Just as the world embraces the pair, the punk rock collective gives them the boot. Awkward!

Updated 4:00 pm EST

The Russian punk group Pussy Riot is often conflated with its two most famous members, but the other members of the collective have become prominent objectors in their own right. They object to the fame of the first two.

The BBC reports that six members of Pussy Riot have signed an open letter on the collective’s blog publicly severing their relationship with Maria Alyokhina and Nadezhda Tolokonnikova, who were famously jailed for staging an anti-Putin protest outside a Moscow cathedral.

The six Pussy Riot members said that Alyokhina and Tolokonnikova had strayed from the “ideals of our group — feminism, separatist resistance, fight against authoritarianism and personality cult.”

One particular sticking point was the wayward pair’s recent appearance at an Amnesty International benefit concert alongside pop legend Madonna in front of thousands of screaming fans at the Barclays Center — all major departures from the band’s underground ethos.

“Our performances are always ‘illegal,'” the letter stated, “staged only in unpredictable locations and public places not designed for traditional entertainment.”
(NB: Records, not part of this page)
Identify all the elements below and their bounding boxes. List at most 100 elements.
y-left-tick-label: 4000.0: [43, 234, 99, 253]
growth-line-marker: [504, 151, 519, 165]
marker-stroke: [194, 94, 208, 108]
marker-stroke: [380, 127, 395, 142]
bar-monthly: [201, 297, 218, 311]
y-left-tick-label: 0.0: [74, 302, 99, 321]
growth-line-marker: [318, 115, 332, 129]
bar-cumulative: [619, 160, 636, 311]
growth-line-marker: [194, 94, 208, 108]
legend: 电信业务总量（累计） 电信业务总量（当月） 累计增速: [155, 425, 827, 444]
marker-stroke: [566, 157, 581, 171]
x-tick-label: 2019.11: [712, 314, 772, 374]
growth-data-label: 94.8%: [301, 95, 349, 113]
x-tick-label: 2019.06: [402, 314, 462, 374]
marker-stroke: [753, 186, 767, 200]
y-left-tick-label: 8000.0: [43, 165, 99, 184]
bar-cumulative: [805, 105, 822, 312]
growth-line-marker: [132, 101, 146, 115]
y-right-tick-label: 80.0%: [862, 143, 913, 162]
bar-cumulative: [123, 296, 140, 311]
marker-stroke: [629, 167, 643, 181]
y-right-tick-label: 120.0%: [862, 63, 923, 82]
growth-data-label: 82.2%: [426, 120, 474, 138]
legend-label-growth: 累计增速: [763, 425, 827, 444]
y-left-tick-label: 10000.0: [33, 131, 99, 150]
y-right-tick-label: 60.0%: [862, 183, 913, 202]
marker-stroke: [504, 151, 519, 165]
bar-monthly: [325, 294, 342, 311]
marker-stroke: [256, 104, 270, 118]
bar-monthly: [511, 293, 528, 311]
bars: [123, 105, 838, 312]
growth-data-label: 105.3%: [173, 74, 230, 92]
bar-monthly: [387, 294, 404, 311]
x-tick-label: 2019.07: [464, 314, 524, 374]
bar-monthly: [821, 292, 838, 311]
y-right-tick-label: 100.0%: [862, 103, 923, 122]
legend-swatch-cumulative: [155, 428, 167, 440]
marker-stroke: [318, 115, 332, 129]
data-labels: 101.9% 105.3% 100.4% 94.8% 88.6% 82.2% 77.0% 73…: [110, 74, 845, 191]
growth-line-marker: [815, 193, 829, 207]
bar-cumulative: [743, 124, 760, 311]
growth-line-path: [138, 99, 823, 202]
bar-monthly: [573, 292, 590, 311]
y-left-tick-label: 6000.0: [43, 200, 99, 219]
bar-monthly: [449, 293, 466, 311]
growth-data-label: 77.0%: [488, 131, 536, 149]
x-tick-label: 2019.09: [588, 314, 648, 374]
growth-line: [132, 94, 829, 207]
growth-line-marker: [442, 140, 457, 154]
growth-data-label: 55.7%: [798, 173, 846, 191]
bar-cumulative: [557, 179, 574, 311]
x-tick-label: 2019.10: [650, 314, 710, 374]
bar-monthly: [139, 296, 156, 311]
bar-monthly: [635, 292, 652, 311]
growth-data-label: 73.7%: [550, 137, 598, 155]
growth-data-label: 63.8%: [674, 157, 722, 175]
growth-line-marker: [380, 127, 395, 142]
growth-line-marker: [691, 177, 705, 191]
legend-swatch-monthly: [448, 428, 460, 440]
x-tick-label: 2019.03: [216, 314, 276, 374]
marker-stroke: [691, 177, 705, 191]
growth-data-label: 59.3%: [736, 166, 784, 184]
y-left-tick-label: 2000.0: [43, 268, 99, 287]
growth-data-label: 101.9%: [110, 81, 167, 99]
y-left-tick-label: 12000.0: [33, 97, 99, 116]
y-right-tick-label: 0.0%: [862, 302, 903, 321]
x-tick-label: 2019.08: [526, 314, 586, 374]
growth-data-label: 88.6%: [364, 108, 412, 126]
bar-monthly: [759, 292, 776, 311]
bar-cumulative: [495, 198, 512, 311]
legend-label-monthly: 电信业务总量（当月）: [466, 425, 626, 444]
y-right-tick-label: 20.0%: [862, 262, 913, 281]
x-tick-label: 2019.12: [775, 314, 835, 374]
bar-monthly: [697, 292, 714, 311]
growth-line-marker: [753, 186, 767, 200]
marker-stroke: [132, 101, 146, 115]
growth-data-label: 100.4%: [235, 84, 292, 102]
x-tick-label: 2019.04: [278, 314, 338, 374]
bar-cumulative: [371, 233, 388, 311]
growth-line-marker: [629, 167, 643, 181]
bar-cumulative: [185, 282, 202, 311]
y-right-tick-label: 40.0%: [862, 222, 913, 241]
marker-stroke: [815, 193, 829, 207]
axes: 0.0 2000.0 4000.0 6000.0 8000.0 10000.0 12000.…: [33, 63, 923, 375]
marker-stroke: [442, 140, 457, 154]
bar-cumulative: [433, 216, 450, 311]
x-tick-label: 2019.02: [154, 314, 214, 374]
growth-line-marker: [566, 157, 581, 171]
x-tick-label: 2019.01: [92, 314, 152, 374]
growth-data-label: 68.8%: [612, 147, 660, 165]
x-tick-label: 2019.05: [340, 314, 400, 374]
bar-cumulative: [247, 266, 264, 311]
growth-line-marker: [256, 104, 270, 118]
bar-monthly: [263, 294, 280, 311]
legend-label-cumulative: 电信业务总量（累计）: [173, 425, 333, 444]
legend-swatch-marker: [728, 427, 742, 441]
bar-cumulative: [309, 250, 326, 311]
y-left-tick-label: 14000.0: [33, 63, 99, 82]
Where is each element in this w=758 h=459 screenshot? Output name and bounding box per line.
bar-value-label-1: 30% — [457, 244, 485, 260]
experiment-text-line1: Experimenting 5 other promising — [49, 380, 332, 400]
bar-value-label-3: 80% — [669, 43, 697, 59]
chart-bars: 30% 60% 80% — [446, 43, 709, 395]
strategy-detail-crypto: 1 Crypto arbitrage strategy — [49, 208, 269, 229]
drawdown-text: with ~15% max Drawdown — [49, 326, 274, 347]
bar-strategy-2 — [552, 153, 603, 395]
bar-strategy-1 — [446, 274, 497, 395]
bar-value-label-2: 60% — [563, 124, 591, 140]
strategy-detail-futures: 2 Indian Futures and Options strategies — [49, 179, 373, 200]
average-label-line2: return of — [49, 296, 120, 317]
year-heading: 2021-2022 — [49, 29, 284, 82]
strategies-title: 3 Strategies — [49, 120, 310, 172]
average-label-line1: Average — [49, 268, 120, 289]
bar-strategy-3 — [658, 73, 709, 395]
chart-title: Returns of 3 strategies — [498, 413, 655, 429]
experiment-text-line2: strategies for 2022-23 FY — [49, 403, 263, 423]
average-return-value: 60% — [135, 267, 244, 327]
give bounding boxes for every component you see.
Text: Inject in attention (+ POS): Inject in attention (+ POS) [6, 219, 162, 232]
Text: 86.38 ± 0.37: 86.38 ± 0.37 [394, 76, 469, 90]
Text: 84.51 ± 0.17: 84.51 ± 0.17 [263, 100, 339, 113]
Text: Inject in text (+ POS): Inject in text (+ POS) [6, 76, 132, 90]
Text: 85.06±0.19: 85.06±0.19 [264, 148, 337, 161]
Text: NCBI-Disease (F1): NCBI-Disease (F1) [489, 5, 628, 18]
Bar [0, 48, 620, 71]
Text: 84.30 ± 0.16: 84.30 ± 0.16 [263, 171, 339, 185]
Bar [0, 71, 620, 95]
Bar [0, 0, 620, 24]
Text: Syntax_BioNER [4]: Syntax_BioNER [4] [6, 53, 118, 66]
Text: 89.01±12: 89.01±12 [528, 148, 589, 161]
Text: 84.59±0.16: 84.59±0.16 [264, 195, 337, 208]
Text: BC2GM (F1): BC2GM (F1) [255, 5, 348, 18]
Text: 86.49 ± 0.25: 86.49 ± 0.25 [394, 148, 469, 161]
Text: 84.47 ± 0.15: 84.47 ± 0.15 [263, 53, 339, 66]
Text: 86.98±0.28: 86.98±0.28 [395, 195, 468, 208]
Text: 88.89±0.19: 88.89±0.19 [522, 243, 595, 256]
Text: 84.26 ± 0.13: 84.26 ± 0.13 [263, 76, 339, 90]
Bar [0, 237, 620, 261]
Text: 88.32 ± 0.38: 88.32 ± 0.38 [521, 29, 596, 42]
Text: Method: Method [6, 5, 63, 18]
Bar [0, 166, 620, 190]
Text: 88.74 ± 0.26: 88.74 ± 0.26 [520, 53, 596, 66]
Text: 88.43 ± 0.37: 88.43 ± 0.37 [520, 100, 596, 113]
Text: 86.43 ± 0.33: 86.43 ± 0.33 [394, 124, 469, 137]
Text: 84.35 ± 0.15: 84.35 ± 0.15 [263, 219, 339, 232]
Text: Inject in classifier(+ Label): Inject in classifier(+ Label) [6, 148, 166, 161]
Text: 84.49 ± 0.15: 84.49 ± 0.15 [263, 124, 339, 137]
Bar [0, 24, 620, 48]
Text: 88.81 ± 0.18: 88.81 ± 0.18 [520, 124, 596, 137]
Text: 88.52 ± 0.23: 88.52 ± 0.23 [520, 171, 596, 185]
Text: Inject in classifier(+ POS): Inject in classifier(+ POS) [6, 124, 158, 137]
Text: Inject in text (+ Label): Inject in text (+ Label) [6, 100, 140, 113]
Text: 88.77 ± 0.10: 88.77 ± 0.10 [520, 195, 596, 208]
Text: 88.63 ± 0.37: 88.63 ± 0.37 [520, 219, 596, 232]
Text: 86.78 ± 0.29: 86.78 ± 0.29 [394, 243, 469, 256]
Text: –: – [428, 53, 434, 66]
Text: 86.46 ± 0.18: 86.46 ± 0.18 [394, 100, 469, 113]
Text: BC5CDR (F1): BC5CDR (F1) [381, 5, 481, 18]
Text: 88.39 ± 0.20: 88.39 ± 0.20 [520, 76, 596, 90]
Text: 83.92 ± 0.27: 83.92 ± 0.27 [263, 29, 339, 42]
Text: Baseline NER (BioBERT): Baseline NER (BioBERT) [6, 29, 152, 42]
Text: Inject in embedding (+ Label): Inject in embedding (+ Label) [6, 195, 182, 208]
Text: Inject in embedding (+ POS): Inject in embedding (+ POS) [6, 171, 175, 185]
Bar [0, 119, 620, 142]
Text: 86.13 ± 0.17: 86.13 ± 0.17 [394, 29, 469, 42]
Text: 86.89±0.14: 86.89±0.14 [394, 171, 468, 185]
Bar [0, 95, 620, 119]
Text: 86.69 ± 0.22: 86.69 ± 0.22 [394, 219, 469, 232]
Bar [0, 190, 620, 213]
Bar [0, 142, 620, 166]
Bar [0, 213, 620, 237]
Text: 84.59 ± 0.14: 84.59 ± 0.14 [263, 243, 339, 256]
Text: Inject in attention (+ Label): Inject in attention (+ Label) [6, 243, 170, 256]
Still, they parted with some friendly words for their old band members: “The world has acquired two brave, interesting, controversial human rights defenders. Unfortunately, we cannot congratulate them with this in person, because they refuse to have any contact with us.” Well, almost friendly.

When asked about the claims of their band members at a press conference before the Amnesty Concert on Wednesday, Alyokhina and Tolokonnikova, said, “When we were jailed, Pussy Riot immediately became very popular and widely known, and it turned from just a group to essentially an international movement. Anybody can be Pussy Riot, you just need to put on a mask and stage an active protest of something in your particular country, wherever that may be, that you consider unjust. And we’re not here as the leaders of Pussy Riot or determining what Pussy Riot is and what it does or what it says. We are just two individuals that spent two years in jail for taking part in a Pussy Riot protest action.”

The band has always maintained that anyone can join or be involved — including those who speak out about Russia’s problems beside Madonna.

This post was updated to include the statements of Maria Alyokhina and Nadezhda Tolokonnikova.